Remaniement du gouvernement : « le renvoi du ministre du Commerce est symptomatique de l’impasse politique »

Le rassemblement pour la culture et la démocratie (RCD) estime que la mise à l’écart du ministre du Commerce, Mohamed Benmeradi, confirme l’impasse dans laquelle est plongé le gouvernement. « Le renvoi du ministre du Commerce, Benmeradi, qui a plaidé pour la reconsidération de la valeur du dinar et pour moins de mécanismes administratifs (licences d’importations…) est symptomatique de l’impasse politique dans laquelle est plongé ce gouvernement pour conduire une politique de redressement », affirme le secrétariat national de ce parti dans un communiqué rendu public, aujourd’hui.

Réuni jeudi dernier, l’exécutif du RCD est revenu longuement sur la situation économique et sociale du pays. Selon la même source, « les orientations antiéconomiques et les mesures antisociales de la Loi de finances 2018 ont produit leurs effets négatifs plutôt que prévu par l’ensemble des acteurs économiques ».

« En ce sens, l’indigence et les inconséquences de la gouvernance économique, voire de la gouvernance tout court, ne pouvaient être que le  catalyseur des aspects nocifs du recours à la planche à billets.
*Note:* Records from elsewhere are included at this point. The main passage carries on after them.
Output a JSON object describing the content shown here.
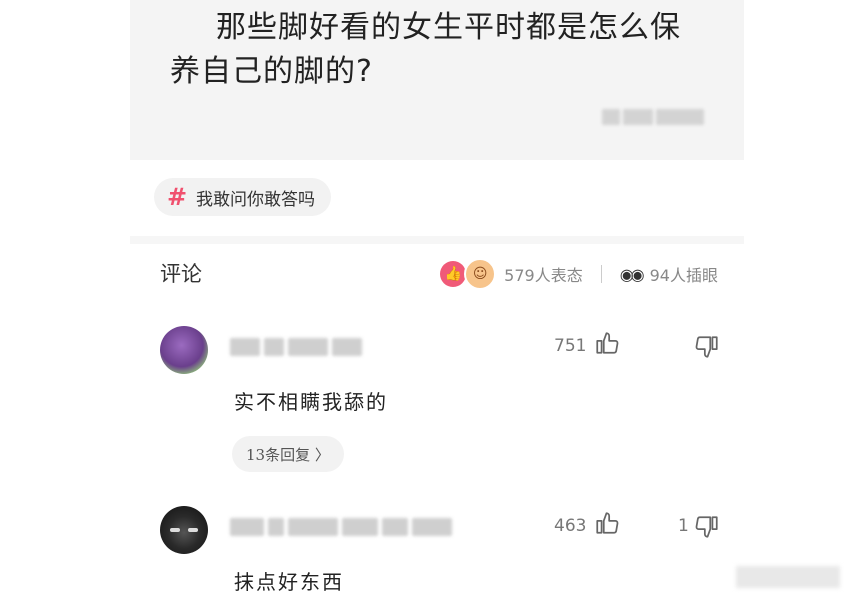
{
  "question": {
    "title": "那些脚好看的女生平时都是怎么保养自己的脚的?"
  },
  "topic": {
    "hash_symbol": "#",
    "label": "我敢问你敢答吗"
  },
  "comments_header": {
    "title": "评论",
    "reactions_text": "579人表态",
    "watching_text": "94人插眼"
  },
  "comments": [
    {
      "likes": "751",
      "dislikes": "",
      "text": "实不相瞒我舔的",
      "replies_label": "13条回复 〉"
    },
    {
      "likes": "463",
      "dislikes": "1",
      "text": "抹点好东西"
    }
  ],
  "colors": {
    "accent": "#f0506e",
    "question_bg": "#f4f4f4",
    "chip_bg": "#f2f2f2"
  }
}
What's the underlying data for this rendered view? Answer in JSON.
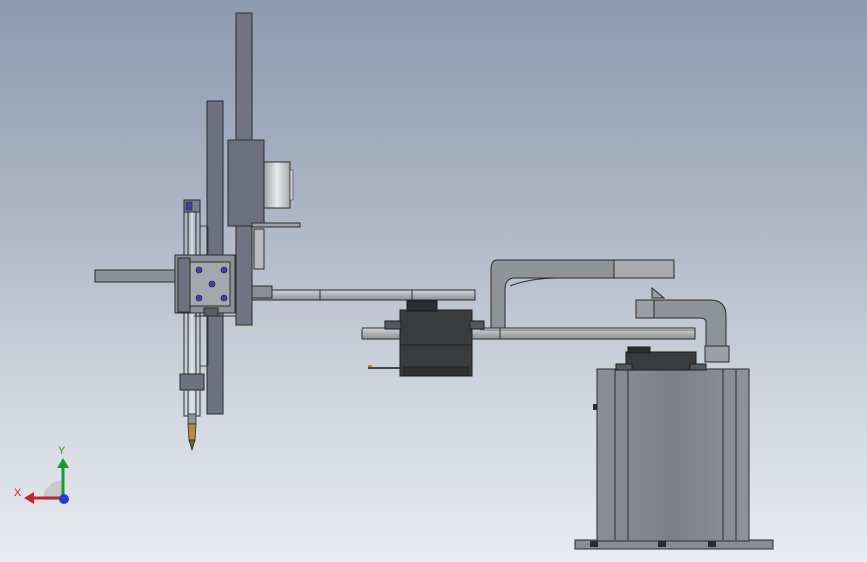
{
  "viewport": {
    "background_top": "#8d9ab0",
    "background_bottom": "#e9ecf0"
  },
  "triad": {
    "x_label": "X",
    "y_label": "Y",
    "x_color": "#c0282e",
    "y_color": "#1f9a2e",
    "z_color": "#1f3fd8"
  },
  "model": {
    "part_color_dark": "#6e7280",
    "part_color_mid": "#8a8e98",
    "part_color_light": "#c9cbd0",
    "servo_color": "#3a3b3e",
    "fastener_color": "#3a45a8",
    "tip_color": "#b98a3c"
  }
}
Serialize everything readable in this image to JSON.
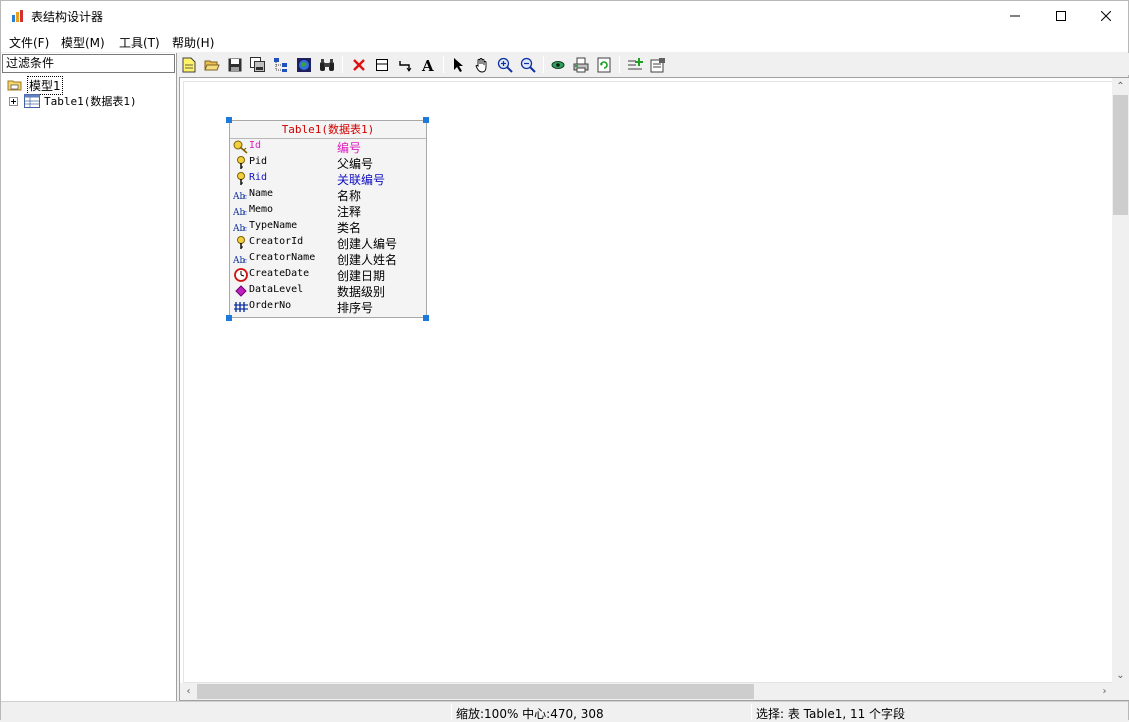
{
  "window": {
    "title": "表结构设计器"
  },
  "menu": [
    {
      "label": "文件(F)"
    },
    {
      "label": "模型(M)"
    },
    {
      "label": "工具(T)"
    },
    {
      "label": "帮助(H)"
    }
  ],
  "left_panel": {
    "filter_value": "过滤条件",
    "tree": {
      "root_label": "模型1",
      "child_label": "Table1(数据表1)"
    }
  },
  "toolbar": {
    "buttons": [
      {
        "icon": "new-file-icon"
      },
      {
        "icon": "open-folder-icon"
      },
      {
        "icon": "save-icon"
      },
      {
        "icon": "save-all-icon"
      },
      {
        "icon": "tree-layout-icon"
      },
      {
        "icon": "globe-icon"
      },
      {
        "icon": "binoculars-icon"
      },
      {
        "icon": "delete-icon"
      },
      {
        "icon": "table-icon"
      },
      {
        "icon": "relation-icon"
      },
      {
        "icon": "text-icon"
      },
      {
        "icon": "pointer-icon"
      },
      {
        "icon": "hand-icon"
      },
      {
        "icon": "zoom-in-icon"
      },
      {
        "icon": "zoom-out-icon"
      },
      {
        "icon": "view-icon"
      },
      {
        "icon": "print-icon"
      },
      {
        "icon": "refresh-icon"
      },
      {
        "icon": "add-field-icon"
      },
      {
        "icon": "properties-icon"
      }
    ]
  },
  "entity": {
    "title": "Table1(数据表1)",
    "fields": [
      {
        "name": "Id",
        "caption": "编号",
        "icon": "primary-key-icon",
        "color": "#e020c0"
      },
      {
        "name": "Pid",
        "caption": "父编号",
        "icon": "foreign-key-icon",
        "color": "#000000"
      },
      {
        "name": "Rid",
        "caption": "关联编号",
        "icon": "foreign-key-icon",
        "color": "#1010c0"
      },
      {
        "name": "Name",
        "caption": "名称",
        "icon": "string-type-icon",
        "color": "#000000"
      },
      {
        "name": "Memo",
        "caption": "注释",
        "icon": "string-type-icon",
        "color": "#000000"
      },
      {
        "name": "TypeName",
        "caption": "类名",
        "icon": "string-type-icon",
        "color": "#000000"
      },
      {
        "name": "CreatorId",
        "caption": "创建人编号",
        "icon": "foreign-key-icon",
        "color": "#000000"
      },
      {
        "name": "CreatorName",
        "caption": "创建人姓名",
        "icon": "string-type-icon",
        "color": "#000000"
      },
      {
        "name": "CreateDate",
        "caption": "创建日期",
        "icon": "datetime-type-icon",
        "color": "#000000"
      },
      {
        "name": "DataLevel",
        "caption": "数据级别",
        "icon": "enum-type-icon",
        "color": "#000000"
      },
      {
        "name": "OrderNo",
        "caption": "排序号",
        "icon": "number-type-icon",
        "color": "#000000"
      }
    ]
  },
  "statusbar": {
    "zoom": "缩放:100% 中心:470, 308",
    "selection": "选择: 表 Table1, 11 个字段"
  }
}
N’en déplaise à Ouyahia, dans ce domaine, l’analogie n’est pas les Etats Unis ou le Japon mais bien plus le Venezuela ou le Nigéria », lit-on dans le même document.

Citant les mouvements de protestation enregistrés dans plusieurs secteurs, le RCD souligne que « ces contestations posent avant tout un problème d’allocation des ressources, du respect des libertés syndicales et publiques et de  transparence dans la gestion ».

« Grandes dérives »

Poursuivant, le parti soulève les grandes dérives du recours à la planche à billet. « Le décret exécutif du 05 mars 2018, publié dans le journal officiel numéro 15 du 07 mars résume à lui seul les incohérences, l’irresponsabilité et les fuites en avant du gouvernement », lit-on dans le même communiqué. Ce texte, rappelle le RCD, porte sur la prorogation du délai prévu pour arriver à l’équilibre budgétaire défendu dans la loi de finance, prévu dans trois ans à cinq ans.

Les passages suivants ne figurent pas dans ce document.